The Barkers instruct teenagers in monologues and prepare them to audition for and study theater in college.
Classes are offered on Saturday mornings at Encore!'s studio at 15th St. and Peoria Ave.
In addition to the classes, children have the opportunity to perform in Encore!'s season of plays, which includes The Jungle Book, The Lion, the Witch and the Wardrobe, Steel Magnolias, Fame, Charlie and the Chocolate Factory, and Alice in Wonderland.
Playhouse is also performing its own season this year, which includes Macbeth, A Charlie Brown Christmas, Love Song, Howie the Rookie and Shining City, The Great American Trailer Park Musical and Noises Off.
"This year is kind of weird because both of our seasons were announced, and we're going to fulfill both our seasons, but then going into next year, it will be more clear," Sanders said.
Mindy Barker, in addition to Encore!, also teaches drama and music at Stonebridge Academy in Okmulgee. She got involved in theater in high school at Bishop Kelley when she was asked to play piano for the school's production of The Fantasticks. The director made the pianist a character and gave Barker a role, and, after that, she was hooked. She performed in all of her school's plays after that and then started working with Spotlight.

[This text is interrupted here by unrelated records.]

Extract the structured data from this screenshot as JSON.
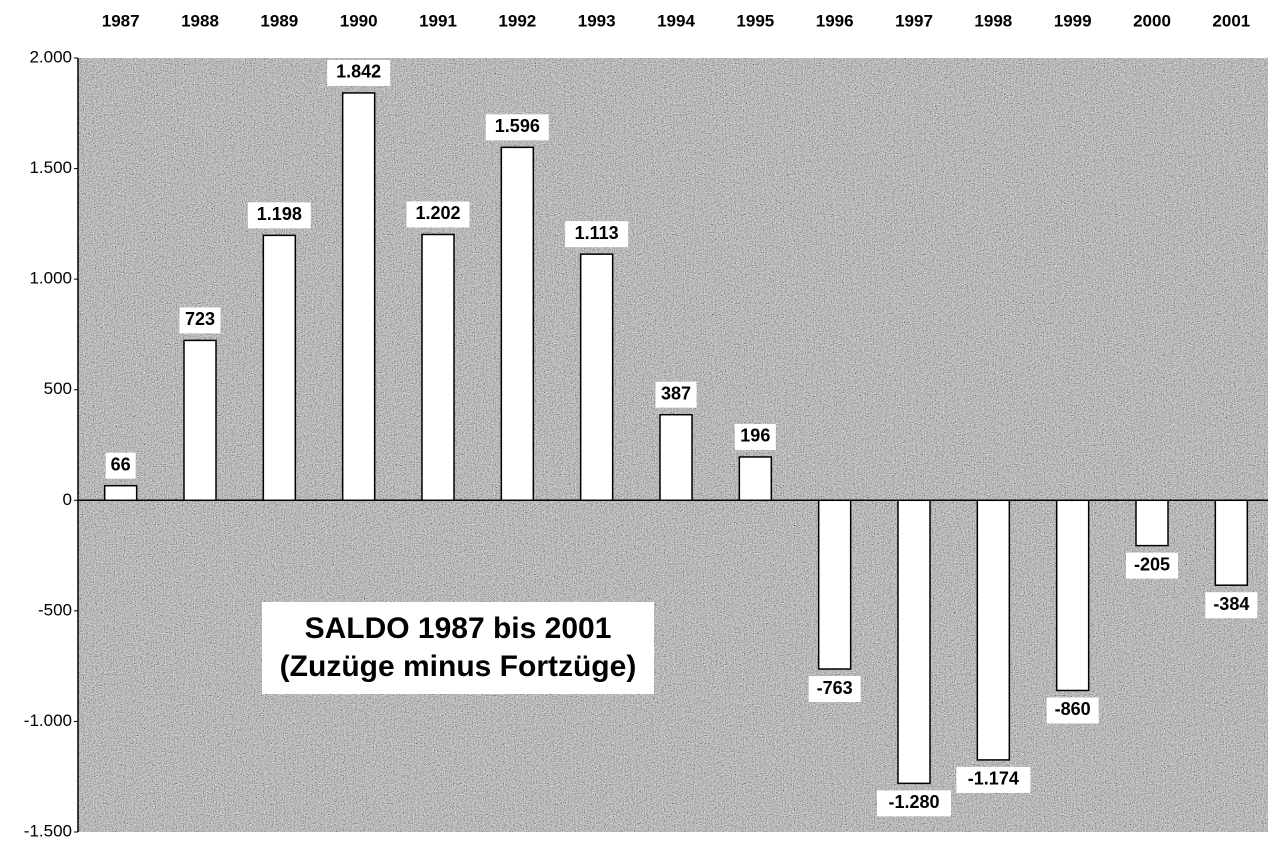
{
  "chart_data": {
    "type": "bar",
    "categories": [
      "1987",
      "1988",
      "1989",
      "1990",
      "1991",
      "1992",
      "1993",
      "1994",
      "1995",
      "1996",
      "1997",
      "1998",
      "1999",
      "2000",
      "2001"
    ],
    "values": [
      66,
      723,
      1198,
      1842,
      1202,
      1596,
      1113,
      387,
      196,
      -763,
      -1280,
      -1174,
      -860,
      -205,
      -384
    ],
    "value_labels": [
      "66",
      "723",
      "1.198",
      "1.842",
      "1.202",
      "1.596",
      "1.113",
      "387",
      "196",
      "-763",
      "-1.280",
      "-1.174",
      "-860",
      "-205",
      "-384"
    ],
    "color": "#ffffff",
    "ylim": [
      -1500,
      2000
    ],
    "yticks": [
      {
        "value": 2000,
        "label": "2.000"
      },
      {
        "value": 1500,
        "label": "1.500"
      },
      {
        "value": 1000,
        "label": "1.000"
      },
      500,
      0,
      -500,
      {
        "value": -1000,
        "label": "-1.000"
      },
      {
        "value": -1500,
        "label": "-1.500"
      }
    ],
    "annotations": [
      "SALDO 1987 bis 2001",
      "(Zuzüge minus Fortzüge)"
    ]
  }
}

"Honestly, I probably would have gotten into theater much earlier if the opportunity had been there when I was younger," Barker said. "My elementary and middle schools didn't offer anything in theater."
Spotlight and Clark Theatre also offer youth classes, and the success and popularity of those combined with the steady demand for more, proved to the Barkers that Encore! could be successful.
"Arts is not taking a priority in the schools anymore," Sanders said. "And it needs to. I think that people who grow up with an appreciation for theater and an appreciation for the arts carry that throughout their lives. I think it's our job, especially as a theater company, to educate the youth in our community, and this is a way for us to be able to do that."
Barker said she's also seen how the acting classes have given students more confidence and made them more outgoing, helping them make friends.
Eventually, Sanders said, Playhouse will offer adult classes as well, and her dream is for the company to, in partnership with a university, offer an MFA in acting.
"There are so many actors in Tulsa," Sanders said. "And I think that you never stop learning. I think, as an actor, when you feel like you've stopped learning is when you should start worrying. You can never get enough training."